Recoll: Indexing performance and index sizes

The time needed to index a given set of documents, and the resulting index size depend of many factors, such as file size and proportion of actual text content for the index size, cpu speed, available memory, average file size and format for the speed of indexing.

We try here to give a number of reference points which can be used to roughly estimate the resources needed to create and store an index. Obviously, your data set will never fit one of the samples, so the results cannot be exactly predicted.

The following very old data was obtained on a machine with a 1800 Mhz AMD Duron CPU, 768Mb of Ram, and a 7200 RPM 160 GBytes IDE disk, running Suse 10.1. More recent data follows.
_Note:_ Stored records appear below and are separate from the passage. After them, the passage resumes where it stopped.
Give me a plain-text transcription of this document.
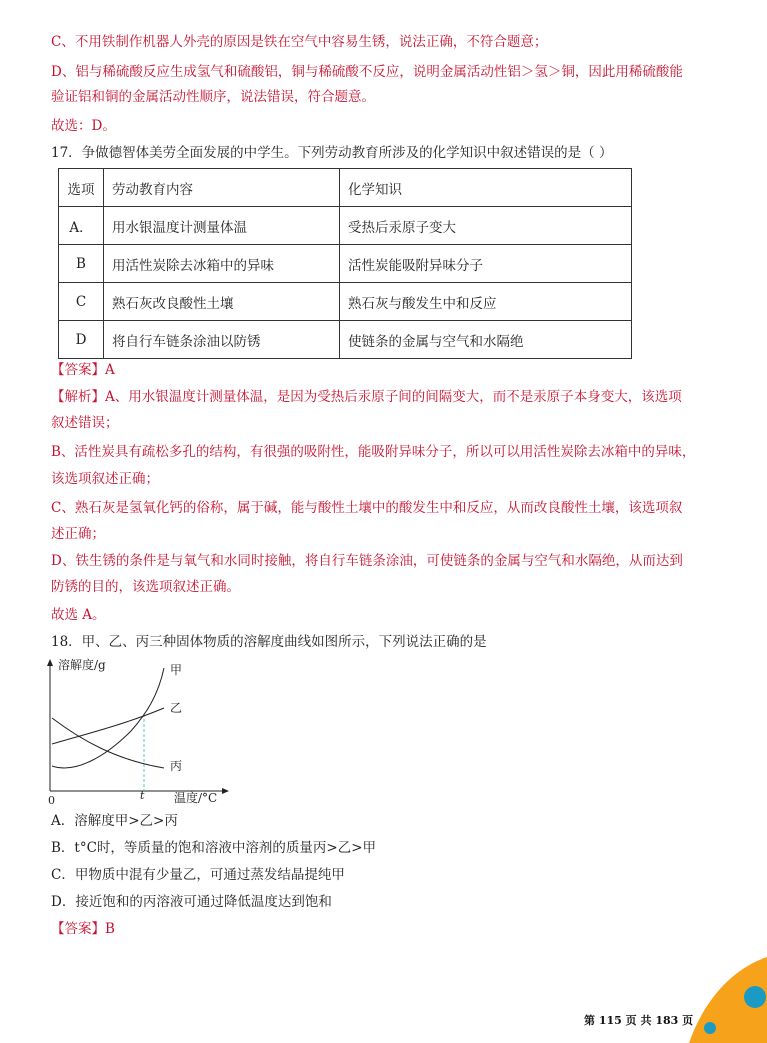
C、不用铁制作机器人外壳的原因是铁在空气中容易生锈，说法正确，不符合题意；
D、铝与稀硫酸反应生成氢气和硫酸铝，铜与稀硫酸不反应，说明金属活动性铝＞氢＞铜，因此用稀硫酸能
验证铝和铜的金属活动性顺序，说法错误，符合题意。
故选：D。
17．争做德智体美劳全面发展的中学生。下列劳动教育所涉及的化学知识中叙述错误的是（ ）
选项	劳动教育内容	化学知识
A．	用水银温度计测量体温	受热后汞原子变大
B	用活性炭除去冰箱中的异味	活性炭能吸附异味分子
C	熟石灰改良酸性土壤	熟石灰与酸发生中和反应
D	将自行车链条涂油以防锈	使链条的金属与空气和水隔绝
【答案】A
【解析】A、用水银温度计测量体温，是因为受热后汞原子间的间隔变大，而不是汞原子本身变大，该选项
叙述错误；
B、活性炭具有疏松多孔的结构，有很强的吸附性，能吸附异味分子，所以可以用活性炭除去冰箱中的异味，
该选项叙述正确；
C、熟石灰是氢氧化钙的俗称，属于碱，能与酸性土壤中的酸发生中和反应，从而改良酸性土壤，该选项叙
述正确；
D、铁生锈的条件是与氧气和水同时接触，将自行车链条涂油，可使链条的金属与空气和水隔绝，从而达到
防锈的目的，该选项叙述正确。
故选 A。
18．甲、乙、丙三种固体物质的溶解度曲线如图所示，下列说法正确的是
溶解度/g
温度/°C
0	t
甲
乙
丙
A．溶解度甲>乙>丙
B．t°C时，等质量的饱和溶液中溶剂的质量丙>乙>甲
C．甲物质中混有少量乙，可通过蒸发结晶提纯甲
D．接近饱和的丙溶液可通过降低温度达到饱和
【答案】B
第 115 页 共 183 页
recollindex (version 1.8.2 with xapian 1.0.0) is executed with the default flush threshold value. The process memory usage is the one given by ps

Data Data size Indexing time Index size Peak process memory usage
Random pdfs harvested on Google 1.7 GB, 3564 files 27 mn 230 MB 225 MB
Ietf mailing list archive 211 MB, 44,000 messages 8 mn 350 MB 90 MB
Partial Wikipedia dump 15 GB, one million files 6H30 10 GB 324 MB
Random pdfs harvested on Google
Recoll 1.9, idxflushmb set to 10
1.7 GB, 3564 files 25 mn 262 MB 65 MB

Notice how the index size for the mail archive is bigger than the data size. Myriads of small pure text documents will do this. The factor of expansion would be even much worse with compressed folders of course (the test was on uncompressed data).
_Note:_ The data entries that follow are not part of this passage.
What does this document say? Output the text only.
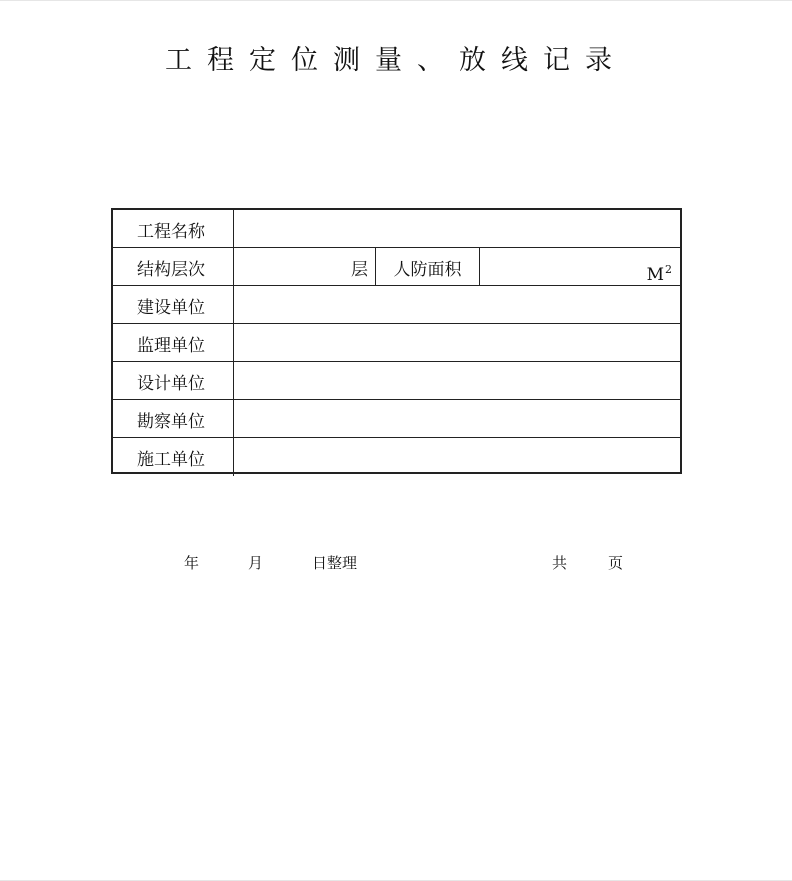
工程定位测量、放线记录
工程名称
结构层次	层	人防面积	$M^2$
建设单位
监理单位
设计单位
勘察单位
施工单位
年	月	日整理	共	页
The last test was performed with Recoll 1.9.0 which has an ajustable flush threshold (idxflushmb parameter), here set to 10 MB. Notice the much lower peak memory usage, with no performance degradation. The resulting index is bigger though, the exact reason is not known to me, possibly because of additional fragmentation

There is more recent performance data (2012) at the end of the article about converting Recoll indexing to multithreading

Update, March 2016: I took another sample of PDF performance data on a more modern machine, with Recoll multithreading turned on. The machine has an Intel Core I7-4770T Cpu, which has 4 physical cores, and supports hyper-threading for a total of 8 threads, 8 GBytes of RAM, and SSD storage (incidentally the PC is fanless, this is not a "beast" computer).

Data Data size Indexing time Index size Peak process memory usage
Random pdfs harvested on Google
Recoll 1.21.5, idxflushmb set to 200, thread parameters 6/4/1
11 GB, 5320 files 3 mn 15 S 400 MB 545 MB

The indexing process used 21 mn of CPU during these 3mn15 of real time, we are not letting these cores stay idle much... The improvement compared to the numbers above is quite spectacular (a factor of 11, approximately), mostly due to the multiprocessing, but also to the faster CPU and the SSD storage. Note that the peak memory value is for the recollindex process, and does not take into account the multiple Python and pdftotext instances (which are relatively small but things add up...).

Improving indexing performance with hardware:

I think that the following multi-step approach has a good chance to improve performance:

At some point, the index writing may become the bottleneck. As far as I can think, the only possible approach then is to partition the index.